A lot of the CluedIn Team works with data on a day to day basis. Whether it is cleaning data, or integrating it – our day is consumed with working with raw files. We also work a lot with our customers onsite and we see a trend in the data space that we would consider counter productive and is also the reason why we don’t support this practice within our platform.
The practice I speak of is, pulling in data sources from Excel, CSV, TSV or files directly. It unfortunately is the normal practice today that when cleaning and preparing data for use cases, that the data engineer asks for an “Export of the data to work with”. At CluedIn we are on a mission to rid this from peoples vocabulary completely. It doesn’t help that the majority of platforms available all support this, let alone make it the primary choice.
Let’s break it down.
1: The first problem is that as soon as the export is generated, it is now static data. Data is not static in nature and there are not enough benefits of working in this way to outweigh the downsides.
2: If a data engineer is to clean this data, it never makes it back to the source so that the rest of the business can gain value from the cleaning that was done.
3: There is no data lineage that can be practically tracked from this practice. Technically, it can – but the implications to do this are not in reality today. This means from a governance perspective that a business has no idea what data their employees have on their own machines that could be sensitive. No contract that a data engineer signed in the world can protect a business from a breach if this data was leaked. It would not be an excuse to say “But our engineers are told they can’t do this”.
4: The data engineer gets what the data owner gives them, not the other way around. The data engineer should have easy access to the data and be able to project out what they need to do their job. As long as proper access control is in place and given to that Data Engineer then we remove a lot of the middle work.
5: If we are to push this data back to the source, then it needs to fit into a purpose fit model per source. This does not scale. Things that don’t scale, don’t get done.
6: Why does the data engineer even need to ask for the data? They should only ask or proactively be given permission i.e. “Hi Sarah, I need you to build a model on Customer Churn so I have given you permission to the data”.
How do we help?
The value of CluedIn starts right at ingestion of data. We have over 150+ prebuilt integrations to databases, saas tools, data lakes and streaming services which allow a developer to simply authenticate with that source to start having access to the data through CluedIn. Most importantly, this source is now in Sync with CluedIn – so new changes in the sources will propagate to CluedIn.
Data cleaning and preparation tools are provided directly within the CluedIn Web Application. If you want to pull this data locally into Excel, R or Python then we expose GraphQL for developers to query the data – but most importantly, we provide streaming of this data so that lineage can be tracked. This simply means that instead of querying the data through CluedIn, you setup a stream from CluedIn to your target based off a Graph QL Query. Because of this, there is a realtime lineage that is available between CluedIn and your target tool. Streaming is not supported by all platforms, but definitely by the popular data tools such as Azure ML, RapidMiner, Qlik, PowerBI and programming languages like Python, R, C#, Java etc.

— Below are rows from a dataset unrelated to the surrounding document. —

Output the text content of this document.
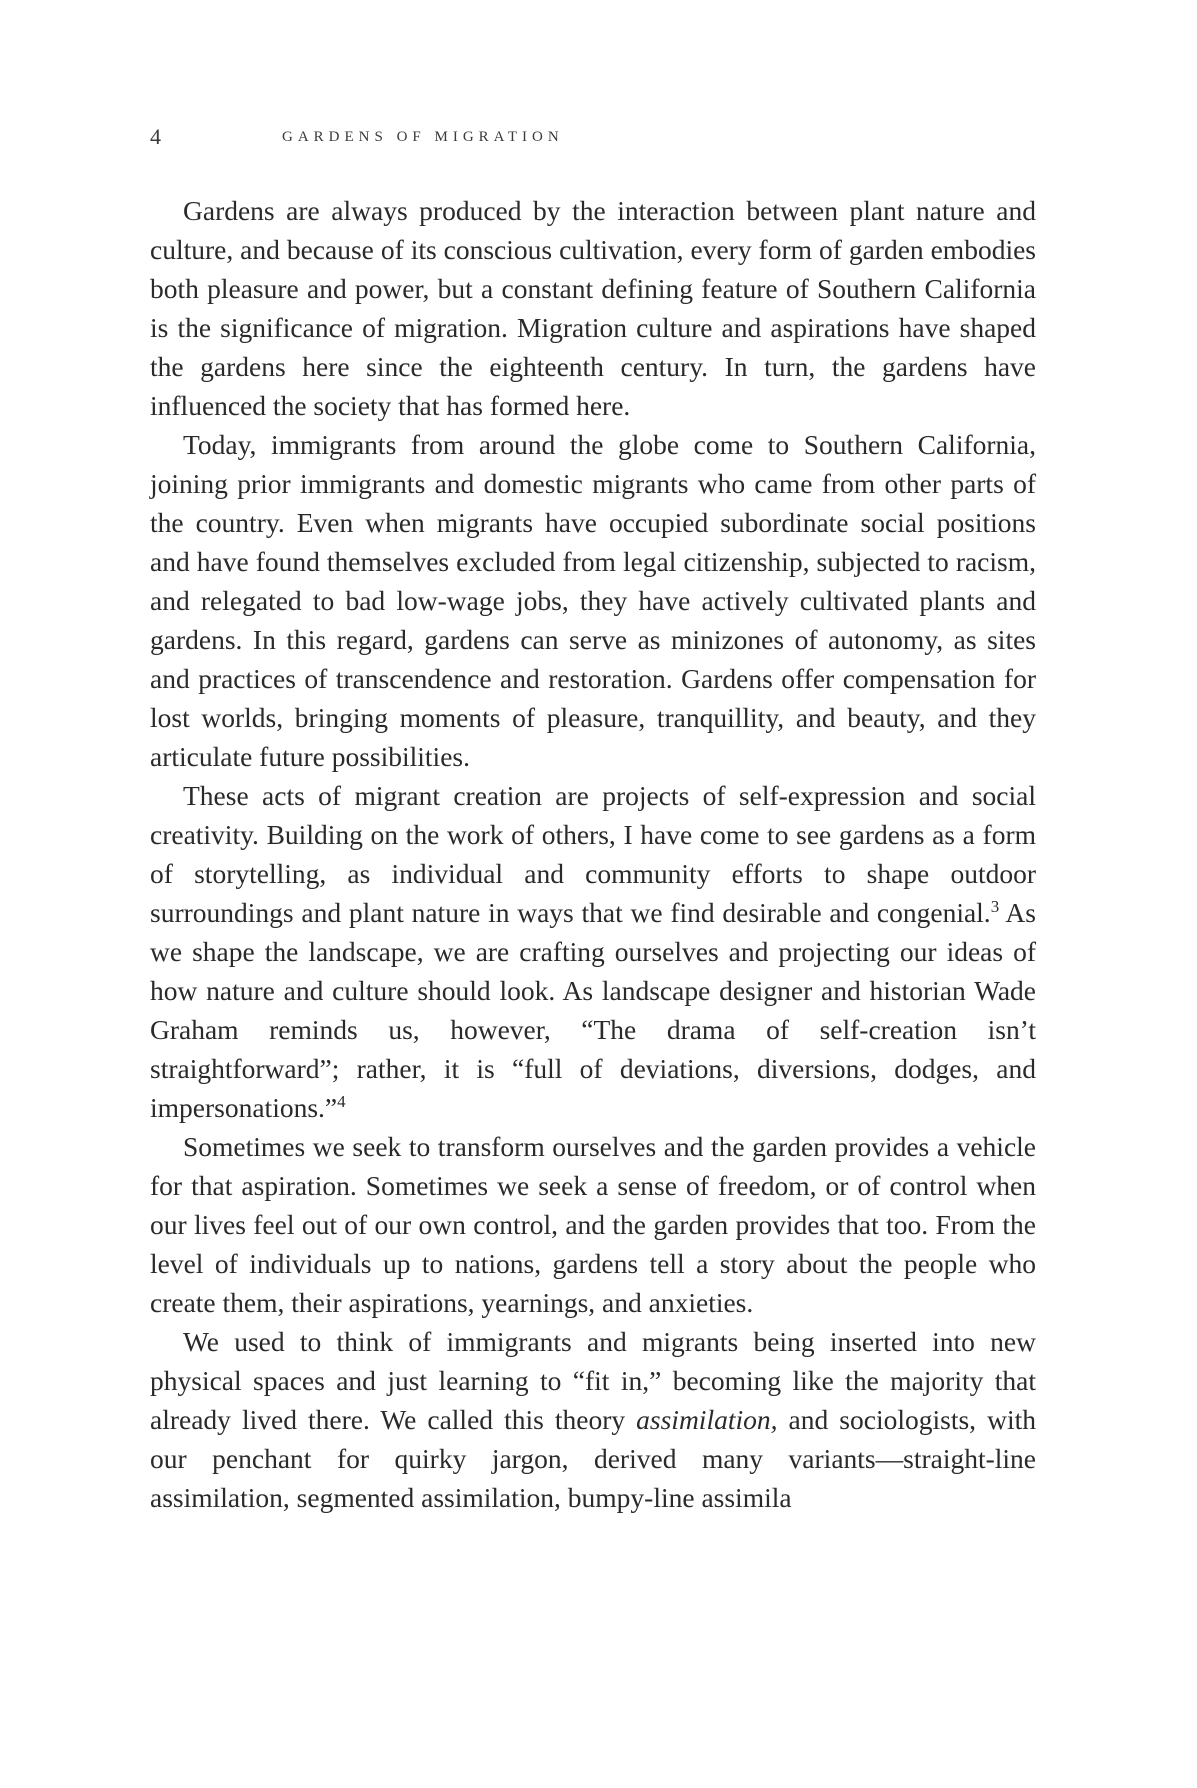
4	GARDENS OF MIGRATION

Gardens are always produced by the interaction between plant nature and culture, and because of its conscious cultivation, every form of garden embodies both pleasure and power, but a constant defining feature of Southern California is the significance of migration. Migration culture and aspirations have shaped the gardens here since the eighteenth century. In turn, the gardens have influenced the society that has formed here.

Today, immigrants from around the globe come to Southern California, joining prior immigrants and domestic migrants who came from other parts of the country. Even when migrants have occupied subordinate social positions and have found themselves excluded from legal citizenship, subjected to racism, and relegated to bad low-wage jobs, they have actively cultivated plants and gardens. In this regard, gardens can serve as minizones of autonomy, as sites and practices of transcendence and restoration. Gardens offer compensation for lost worlds, bringing moments of pleasure, tranquillity, and beauty, and they articulate future possibilities.

These acts of migrant creation are projects of self-expression and social creativity. Building on the work of others, I have come to see gardens as a form of storytelling, as individual and community efforts to shape outdoor surroundings and plant nature in ways that we find desirable and congenial.$^3$ As we shape the landscape, we are crafting ourselves and projecting our ideas of how nature and culture should look. As landscape designer and historian Wade Graham reminds us, however, “The drama of self-creation isn’t straightforward”; rather, it is “full of deviations, diversions, dodges, and impersonations.”$^4$

Sometimes we seek to transform ourselves and the garden provides a vehicle for that aspiration. Sometimes we seek a sense of freedom, or of control when our lives feel out of our own control, and the garden provides that too. From the level of individuals up to nations, gardens tell a story about the people who create them, their aspirations, yearnings, and anxieties.

We used to think of immigrants and migrants being inserted into new physical spaces and just learning to “fit in,” becoming like the majority that already lived there. We called this theory assimilation, and sociologists, with our penchant for quirky jargon, derived many variants—straight-line assimilation, segmented assimilation, bumpy-line assimila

This solves the whole problem of offline data cleansing only adding value to the users of that data. If we clean in a central place, then anyone else that uses that data gains the benefits that others have done before them.

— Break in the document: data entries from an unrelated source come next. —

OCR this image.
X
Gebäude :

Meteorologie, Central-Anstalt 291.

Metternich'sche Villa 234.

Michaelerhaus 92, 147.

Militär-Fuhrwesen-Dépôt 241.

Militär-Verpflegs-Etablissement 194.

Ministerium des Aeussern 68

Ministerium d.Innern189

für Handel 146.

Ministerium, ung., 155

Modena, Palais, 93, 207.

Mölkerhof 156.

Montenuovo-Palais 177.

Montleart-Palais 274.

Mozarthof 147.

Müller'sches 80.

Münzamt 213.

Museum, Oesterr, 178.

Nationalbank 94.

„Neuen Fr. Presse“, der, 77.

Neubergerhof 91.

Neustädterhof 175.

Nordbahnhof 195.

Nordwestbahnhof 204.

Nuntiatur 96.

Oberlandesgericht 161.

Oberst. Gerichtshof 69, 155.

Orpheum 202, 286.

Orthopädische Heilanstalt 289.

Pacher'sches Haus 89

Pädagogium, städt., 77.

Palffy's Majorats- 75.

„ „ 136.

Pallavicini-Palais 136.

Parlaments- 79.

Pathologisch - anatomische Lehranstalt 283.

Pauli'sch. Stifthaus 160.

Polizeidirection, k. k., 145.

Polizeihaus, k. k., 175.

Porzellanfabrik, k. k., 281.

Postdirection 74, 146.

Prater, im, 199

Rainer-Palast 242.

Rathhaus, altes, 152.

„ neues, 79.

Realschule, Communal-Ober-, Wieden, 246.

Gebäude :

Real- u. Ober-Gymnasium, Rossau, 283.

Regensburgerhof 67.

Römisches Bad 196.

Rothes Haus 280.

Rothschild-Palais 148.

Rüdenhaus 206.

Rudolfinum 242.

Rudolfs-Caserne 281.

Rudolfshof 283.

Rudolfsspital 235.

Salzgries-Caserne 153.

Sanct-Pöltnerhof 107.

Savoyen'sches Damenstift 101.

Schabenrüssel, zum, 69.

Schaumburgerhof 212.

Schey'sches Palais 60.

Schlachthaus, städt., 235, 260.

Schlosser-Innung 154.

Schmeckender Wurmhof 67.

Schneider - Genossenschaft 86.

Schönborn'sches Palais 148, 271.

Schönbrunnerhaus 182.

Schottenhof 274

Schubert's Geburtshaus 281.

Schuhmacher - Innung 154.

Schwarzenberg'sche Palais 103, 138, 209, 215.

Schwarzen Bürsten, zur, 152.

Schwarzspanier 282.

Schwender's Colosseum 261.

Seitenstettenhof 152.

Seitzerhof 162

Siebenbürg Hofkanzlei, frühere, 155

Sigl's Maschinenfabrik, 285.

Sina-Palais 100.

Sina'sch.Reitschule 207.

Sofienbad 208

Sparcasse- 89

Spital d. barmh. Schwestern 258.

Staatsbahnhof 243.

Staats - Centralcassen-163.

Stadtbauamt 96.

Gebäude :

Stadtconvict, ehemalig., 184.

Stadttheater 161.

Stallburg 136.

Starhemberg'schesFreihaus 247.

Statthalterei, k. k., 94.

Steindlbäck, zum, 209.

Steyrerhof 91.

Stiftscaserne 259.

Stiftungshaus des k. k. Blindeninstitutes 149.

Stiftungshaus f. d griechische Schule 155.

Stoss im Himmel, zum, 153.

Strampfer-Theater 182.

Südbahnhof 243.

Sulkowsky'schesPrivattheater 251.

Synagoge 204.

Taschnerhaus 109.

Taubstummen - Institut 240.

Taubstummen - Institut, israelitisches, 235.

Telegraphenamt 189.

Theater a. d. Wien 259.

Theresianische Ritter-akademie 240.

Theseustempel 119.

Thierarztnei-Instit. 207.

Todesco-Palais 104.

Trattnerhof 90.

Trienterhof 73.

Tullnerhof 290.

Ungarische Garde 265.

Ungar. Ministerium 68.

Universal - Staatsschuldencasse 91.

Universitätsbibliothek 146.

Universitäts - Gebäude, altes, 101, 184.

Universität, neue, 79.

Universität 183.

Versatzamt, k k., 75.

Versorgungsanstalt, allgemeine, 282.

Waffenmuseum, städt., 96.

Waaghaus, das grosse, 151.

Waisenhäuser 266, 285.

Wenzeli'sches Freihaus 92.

This is why when you go to add an integration to the many sources available within CluedIn, you will never find “Upload CSV, Upload Excel” etc. Instead we would rather you upload that file to a provider such as Google Drive, Dropbox or OneNote (even your local File Network) and integrate it through there to still get the same value – but in this way CluedIn can help track the lineage of where certain data is located. From a GDPR perspective you can see why we are pushing this ethos.
At CluedIn we are about connecting the enterprise and our goal is to help companies rid the disconnected nature of business practices so that they can start gaining value from their data.
One step at a time.